CHIETI – “Sono d’accordo con Massimo Cialente, quella adoperata dal Ministero dei Beni culturali è una distribuzione assolutamente equa e che una volta tanto non danneggia i territori”.

Così il sindaco, Umberto Di Primio, sul decreto che ha individuato Chieti come sede della nuova Soprintendenza Archeologica, belle arti e paesaggio (Abeap) prevedendo la fusione in unico organismo della Soprintendenza Archeologica e di quella Belle Arti e Paesaggio, facendo insorgere politica e sindacati all’Aquila.

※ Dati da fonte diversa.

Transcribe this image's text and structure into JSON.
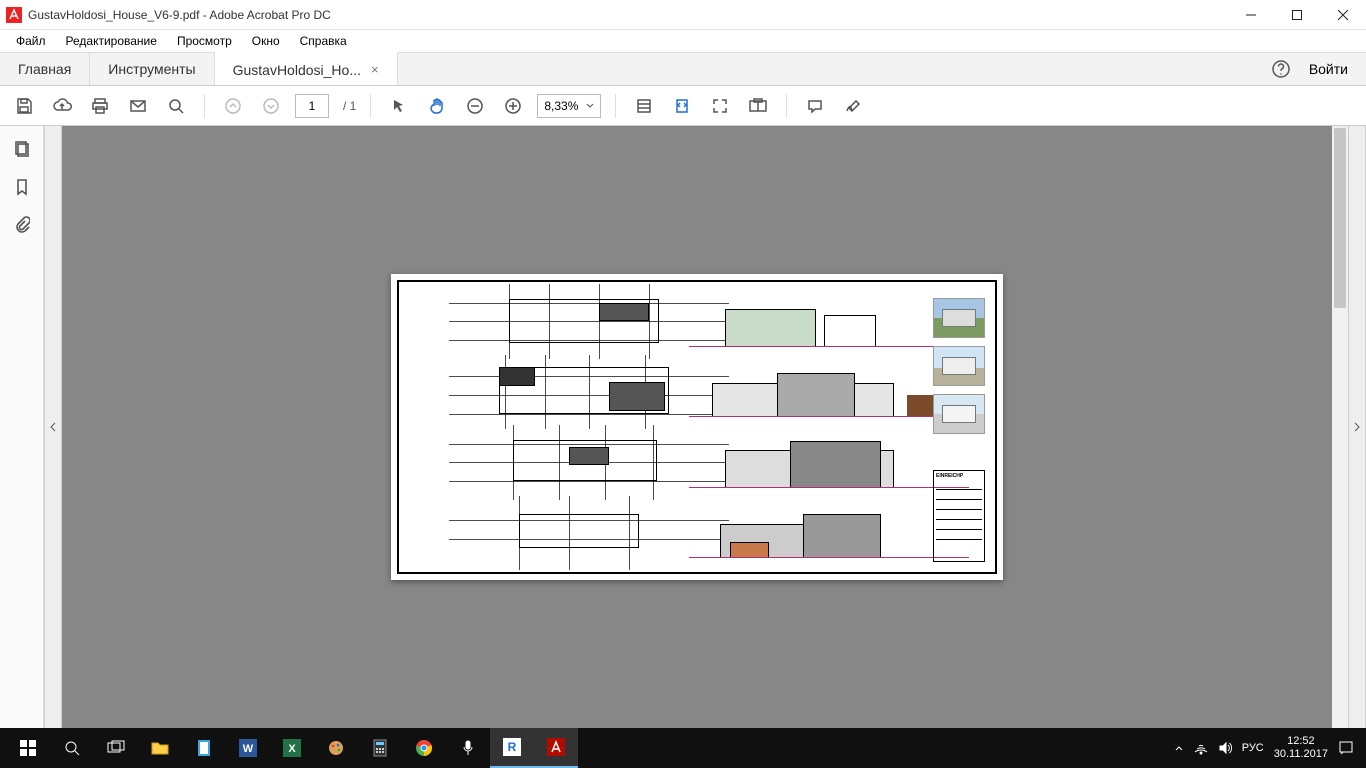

“Già in passato nella prima fase di riordino delle Soprintendenze avevo espresso il mio parere: l’Abruzzo ha una conformazione tale che ci consente di distribuire più uffici sul territorio regionale – dice il sindaco – È evidente che possiamo concentrare gli uffici a Chieti dove c’è tutta la Soprintendenza, mentre all’Aquila va benissimo che resti il Polo museale”.

“E lo dico – aggiunge – con un pizzico di invidia, visto che quest’ultimo è attattore di maggiori finanziamenti di quanto non lo siano gli uffici della Soprintendenza”.

“All’Aquila non è stato sottratto nulla – aggiunge – nelle due città ci sono le più importanti presenze archeologiche e monumentali; a Chieti c’è Villa Frigerj e la Civitella, avrei potuto anche io chiedere la sede del Polo museale, ma la concentrazione su una delle due città avrebbe determinato un danno per l’una o per l’altra”.

Chieti, insomma, “conserva gli uffici ed il luogo decisionale”, mentre il sindaco auspica “che ci fosse ancor più attenzione per i beni archeologici della città”.

Una distribuzione “assolutamente equa” per Di Primio, quella prevista dal decreto del ministro Dario Franceschini, con “L’Aquila che avrebbe tutto anche in termini di finanziamenti, mentre togliere la sede degli uffici da Chieti voleva dire sottrarglieli”.

Di Primio dice poi “basta con la teoria continua di dover prendere a tutti i costi la difesa del campanile quando non serve, se qualcuno mi crea un danno come sindaco devo insorgere, ma dobbiamo avere la forza di guardare l’Abruzzo nella sua interezza”.

“Nell’ottica della razionalizzazione guardare al campanile vuol dire morire di fame, finendo per mangiare l’unico prodotto che produce il tuo orticello”, conclude.